Wednesday, October 15, 2008

Someone to Watch over Me

When I was little, I loved to fall asleep in the living room with the TV on and others still watching. It was comforting and cozy to think that life was still going on -- and that it would still be there when I woke up. That I would open my eyes and find not a dark, empty room but life and warmth. In the same way, I love hearing the silken voice of the announcer on the soft rock station (guilty pleasure) say, "Continuous soft rock all through the night," and (stay with me) waking up to the stock reports from Asian markets. It gives me the reassuring sense that the world is turning as planned, that others are keeping watch by night, that the sun will keep setting and rising on schedule. That, when I am just starting my Monday, people in Asia are already wrapping it up. Monday came and went on the other side of the world, and nothing catastrophic happened. They led the way and lived to tell about it. They were keeping watch.

I have never longed for this feeling more than now. I want someone to keep watch, to make sure my world keeps turning even when it feels like it's about to stop. To somehow keep me on course, to lead the way as I fumble in the dark.

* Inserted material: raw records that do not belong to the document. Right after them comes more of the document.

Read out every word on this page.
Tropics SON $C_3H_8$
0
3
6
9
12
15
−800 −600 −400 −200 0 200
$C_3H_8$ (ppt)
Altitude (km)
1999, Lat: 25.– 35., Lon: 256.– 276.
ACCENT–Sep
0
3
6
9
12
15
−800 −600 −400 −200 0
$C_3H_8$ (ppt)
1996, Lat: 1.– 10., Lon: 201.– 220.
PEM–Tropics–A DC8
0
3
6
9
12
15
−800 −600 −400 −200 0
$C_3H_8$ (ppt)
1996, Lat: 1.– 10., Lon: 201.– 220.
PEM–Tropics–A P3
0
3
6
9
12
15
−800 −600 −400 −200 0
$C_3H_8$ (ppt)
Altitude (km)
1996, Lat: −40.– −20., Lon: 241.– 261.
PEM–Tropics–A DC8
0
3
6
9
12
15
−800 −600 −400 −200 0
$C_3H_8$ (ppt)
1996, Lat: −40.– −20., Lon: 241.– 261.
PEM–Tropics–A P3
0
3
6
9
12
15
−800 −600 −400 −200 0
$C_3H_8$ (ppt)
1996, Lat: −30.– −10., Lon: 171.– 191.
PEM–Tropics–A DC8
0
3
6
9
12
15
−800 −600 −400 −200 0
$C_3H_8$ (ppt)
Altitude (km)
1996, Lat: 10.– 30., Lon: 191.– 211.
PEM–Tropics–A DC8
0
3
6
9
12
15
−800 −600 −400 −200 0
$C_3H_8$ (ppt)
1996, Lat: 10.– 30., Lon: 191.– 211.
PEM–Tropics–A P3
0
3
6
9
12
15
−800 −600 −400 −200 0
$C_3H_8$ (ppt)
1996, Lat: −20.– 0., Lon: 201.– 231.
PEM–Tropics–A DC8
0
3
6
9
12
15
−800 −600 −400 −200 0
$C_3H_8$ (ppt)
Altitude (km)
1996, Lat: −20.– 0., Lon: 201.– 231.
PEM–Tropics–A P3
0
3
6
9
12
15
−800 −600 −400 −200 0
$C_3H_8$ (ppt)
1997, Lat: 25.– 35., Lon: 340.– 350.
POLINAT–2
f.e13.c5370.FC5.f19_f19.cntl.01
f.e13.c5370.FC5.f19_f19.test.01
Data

This longing was sharpened yesterday as I shakily attempted to navigate the complex maze of IVF drugs and instructions. First, there was the realization that today, October 15, coincided with day 21 of my pill pack -- not day 23, as was written on my instruction sheet. Which direction should I follow -- the written date or the written pill pack day? The nurse I spoke with only complicated matters: the most important thing was that I overlap the pill and the Lupron for seven days. Since I was to stop the pill on 10/22, that meant I should start Lupron this morning. I thought that answered that -- until I consulted the calendar and realized that (and since math is not my strong suit, this took a few manual counts of the days) 10/15-10/22 actually equals eight days of medication. I called the nurse back and this time I stumped her. While I usually enjoy impressing with my sharpness -- who doesn't? -- it turns out that when it's a nurse in charge of the process that will create your baby in a lab, it doesn't quite provide the same thrill. She left a message for the original faulty instruction maker (who happens to be my favorite nurse so she gets some slack) to call me back today (I have started the Lupron).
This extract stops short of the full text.